In this data-driven analysis, we explore the relationship between obesity, physical inactivity, and diabetes rates across various counties in the United States. Our primary goal is to perform Decision Tree regression model. We have split the data into training and testing sets, with 80% used for training and 20% for testing. We chose to focus our analysis on predicting %diabetic based on %obese and %inactive.Our analysis employed a Decision Tree regression model, a powerful tool for understanding how different variables influence a target variable. The Decision Tree was trained on the training data, and its performance was evaluated using Mean Squared Error (MSE) and R-squared (R2) metrics.
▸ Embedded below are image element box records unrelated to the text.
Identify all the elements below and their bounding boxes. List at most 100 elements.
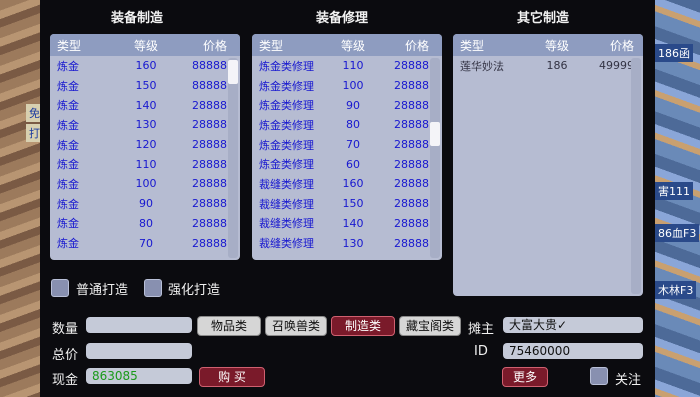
list-item[interactable]: 炼金类修理 70 28888 [252,135,442,155]
item-level: 80 [139,216,153,230]
item-type: 炼金类修理 [259,118,314,132]
list-item[interactable]: 炼金 140 28888 [50,95,240,115]
tab-crafting[interactable]: 制造类 [331,316,395,336]
craft-scrollbar[interactable] [228,58,238,258]
header-level: 等级 [544,38,569,53]
list-item[interactable]: 裁缝类修理 140 28888 [252,214,442,234]
item-level: 140 [135,98,157,112]
left-scene-edge [0,0,40,397]
item-price: 28888 [394,59,429,73]
more-button[interactable]: 更多 [502,367,548,387]
item-price: 88888 [192,79,227,93]
item-level: 80 [346,118,360,132]
item-price: 28888 [192,177,227,191]
other-scrollbar[interactable] [631,58,641,294]
other-list[interactable]: 类型 等级 价格 莲华妙法 186 49999 [453,34,643,296]
item-price: 49999 [599,59,634,73]
list-item[interactable]: 炼金 130 28888 [50,115,240,135]
list-item[interactable]: 炼金类修理 90 28888 [252,95,442,115]
item-level: 100 [342,79,364,93]
item-type: 裁缝类修理 [259,177,314,191]
item-level: 120 [135,138,157,152]
item-price: 28888 [394,118,429,132]
header-level: 等级 [340,38,365,53]
item-type: 裁缝类修理 [259,237,314,251]
item-level: 60 [346,157,360,171]
item-level: 150 [135,79,157,93]
item-type: 炼金 [57,99,79,113]
item-type: 炼金 [57,217,79,231]
header-price: 价格 [202,38,227,53]
item-price: 28888 [394,216,429,230]
item-type: 炼金 [57,197,79,211]
item-level: 160 [135,59,157,73]
list-item[interactable]: 炼金类修理 60 28888 [252,154,442,174]
item-type: 炼金 [57,138,79,152]
buy-button[interactable]: 购 买 [199,367,265,387]
craft-list[interactable]: 类型 等级 价格 炼金 160 88888 炼金 150 88888 炼金 140 28888 炼… [50,34,240,260]
item-level: 130 [135,118,157,132]
tab-items[interactable]: 物品类 [197,316,261,336]
item-type: 莲华妙法 [460,59,504,73]
header-price: 价格 [404,38,429,53]
quantity-input[interactable] [86,317,192,333]
right-edge-label: 害111 [655,182,693,200]
list-item[interactable]: 炼金类修理 80 28888 [252,115,442,135]
item-level: 186 [546,59,568,73]
craft-list-header: 类型 等级 价格 [50,34,240,56]
owner-label: 摊主 [468,322,495,337]
list-item[interactable]: 裁缝类修理 160 28888 [252,174,442,194]
item-price: 28888 [394,98,429,112]
list-item[interactable]: 莲华妙法 186 49999 [453,56,643,76]
item-level: 100 [135,177,157,191]
follow-checkbox[interactable] [590,367,608,385]
owner-value: 大富大贵✓ [503,317,643,333]
tab-pets[interactable]: 召唤兽类 [265,316,327,336]
item-type: 炼金 [57,158,79,172]
header-level: 等级 [133,38,158,53]
list-item[interactable]: 炼金 100 28888 [50,174,240,194]
item-type: 炼金 [57,118,79,132]
list-item[interactable]: 炼金 160 88888 [50,56,240,76]
item-level: 150 [342,197,364,211]
item-price: 28888 [192,118,227,132]
craft-scroll-thumb[interactable] [228,60,238,84]
item-price: 28888 [192,216,227,230]
list-item[interactable]: 炼金 150 88888 [50,76,240,96]
list-item[interactable]: 炼金 90 28888 [50,194,240,214]
item-price: 28888 [192,157,227,171]
item-level: 110 [135,157,157,171]
item-price: 28888 [394,157,429,171]
total-price-field [86,343,192,359]
follow-label: 关注 [615,373,642,388]
repair-list[interactable]: 类型 等级 价格 炼金类修理 110 28888 炼金类修理 100 28888 炼金类修理… [252,34,442,260]
tab-treasure[interactable]: 藏宝阁类 [399,316,461,336]
enhanced-craft-label: 强化打造 [168,283,221,298]
normal-craft-checkbox[interactable] [51,279,69,297]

**Mean Squared Error (MSE):**

The MSE is a measure of the average squared difference between the actual values and the predicted values. In our case, an MSE of 0.71 suggests that, on average, the model’s predictions have a squared error of 0.71. This means that the model’s predictions deviate from the actual values by a relatively small amount, which is generally a positive sign.However, the interpretation of MSE values depends on the specific scale and context of the target variable.

**R-squared (R2):**

An R2 score of -0.08 indicates that the model does not explain much of the variance in %diabetic. In fact, it has a negative R2 score, which suggests that the model performs worse than a horizontal line (a constant prediction).A negative R2 score could indicate that the model doesn’t fit the data well and may not be a good choice for predicting %diabetic based solely on %obese and %inactive.

From the results, we see the Decision Tree model trained did not perform well in explaining the variance in %diabetic using %obese and %inactive as predictors. The negative R2 score indicates that the model’s predictions are bad which might not capture the underlying patterns.